To ensure the responsible use of data collected from biometric identifiers such as fingerprints and facial recognition, legislation (A-3625/A-4211) sponsored by Assembly Democrats to impose a moratorium on the collection of biometric identifiers by public entities, create a commission to recommend appropriate uses, and restrict private use of biometric information cleared an Assembly Science, Innovation and Technology on Monday.
Biometric identifiers allow a person to be uniquely identified through an unchangeable physical characteristic or behavior. The most well-known biometric identifier is a fingerprint, but new technologies allow the identification of people based on how they walk or on their facial features.
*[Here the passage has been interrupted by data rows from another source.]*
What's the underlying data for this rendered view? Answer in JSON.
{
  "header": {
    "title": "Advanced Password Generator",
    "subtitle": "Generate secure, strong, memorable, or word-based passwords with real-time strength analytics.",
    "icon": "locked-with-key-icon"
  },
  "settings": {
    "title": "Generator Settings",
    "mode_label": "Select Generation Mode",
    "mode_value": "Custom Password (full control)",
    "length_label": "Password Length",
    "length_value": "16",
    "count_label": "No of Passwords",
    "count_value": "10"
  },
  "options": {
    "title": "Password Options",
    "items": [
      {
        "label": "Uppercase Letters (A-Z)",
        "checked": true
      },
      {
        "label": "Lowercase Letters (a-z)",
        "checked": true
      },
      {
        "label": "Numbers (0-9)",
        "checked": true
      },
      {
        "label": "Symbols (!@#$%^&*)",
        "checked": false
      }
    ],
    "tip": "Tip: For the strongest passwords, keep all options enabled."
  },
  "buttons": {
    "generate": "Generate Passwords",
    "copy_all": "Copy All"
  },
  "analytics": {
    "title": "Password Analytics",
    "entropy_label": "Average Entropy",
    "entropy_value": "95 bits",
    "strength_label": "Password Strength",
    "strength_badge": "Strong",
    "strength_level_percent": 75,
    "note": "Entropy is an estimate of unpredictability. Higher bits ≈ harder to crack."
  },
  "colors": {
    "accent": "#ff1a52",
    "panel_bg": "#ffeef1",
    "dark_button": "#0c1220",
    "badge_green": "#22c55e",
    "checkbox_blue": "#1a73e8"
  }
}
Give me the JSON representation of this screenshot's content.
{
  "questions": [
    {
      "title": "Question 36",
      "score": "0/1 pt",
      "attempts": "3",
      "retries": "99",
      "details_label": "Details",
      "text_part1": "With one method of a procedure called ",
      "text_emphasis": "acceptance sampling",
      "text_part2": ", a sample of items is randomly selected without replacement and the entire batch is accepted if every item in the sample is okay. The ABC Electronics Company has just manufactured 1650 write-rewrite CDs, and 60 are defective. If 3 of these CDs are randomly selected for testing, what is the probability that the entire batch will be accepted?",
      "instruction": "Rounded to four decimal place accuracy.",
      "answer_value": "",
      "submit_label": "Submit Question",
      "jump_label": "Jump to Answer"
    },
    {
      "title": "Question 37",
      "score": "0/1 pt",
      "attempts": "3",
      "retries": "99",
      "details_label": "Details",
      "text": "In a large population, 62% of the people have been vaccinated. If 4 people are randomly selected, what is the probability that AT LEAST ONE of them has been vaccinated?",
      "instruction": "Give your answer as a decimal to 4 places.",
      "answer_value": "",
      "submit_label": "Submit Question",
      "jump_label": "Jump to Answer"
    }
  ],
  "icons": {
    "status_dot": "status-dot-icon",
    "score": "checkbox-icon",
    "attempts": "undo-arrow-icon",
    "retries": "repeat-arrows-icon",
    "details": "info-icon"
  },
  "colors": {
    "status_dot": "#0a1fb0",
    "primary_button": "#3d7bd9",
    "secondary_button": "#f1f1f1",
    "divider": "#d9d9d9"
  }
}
These features are as distinctive as fingerprints but are different because they can be collected at a distance by today’s camera and recording technology.
Sponsors of the bill, Assembly Democrats Andrew Zwicker (D-Somerset, Mercer, Middlesex, Hunterdon), Tom Giblin (D-Essex), Herb Conaway (D-Burlington), Daniel Benson (D-Mercer, Middlesex), and Eliana Pintor Marin (D-Essex) issued the following statement on the bill:
“A sustained use of remote biometrics by any entity has the potential for misapplication and loss of privacy for individuals and whole communities. Although biometric technology helps us every day in many different fields including law enforcement, we still have to remain vigilant and ensure this data is only being used for good.
“There can be value in the use of remote biometrics in tracking; however, we are seeing its use on a broader scale in China and in certain areas of the United States such as cities like Detroit tracking individuals in real-time as they go about their daily lives.
“Understanding remote biometric technology, having guidance on ways to curb inappropriate uses of the technology, and setting transparency or accountability guidelines is paramount to preventing abuse of cutting edge technology. It is key to ensuring public safety and privacy protection. Bringing together a panel of experts from public policy, law enforcement, and academia will help the legislature understand how to use this technology appropriately without infringing on civil liberties.”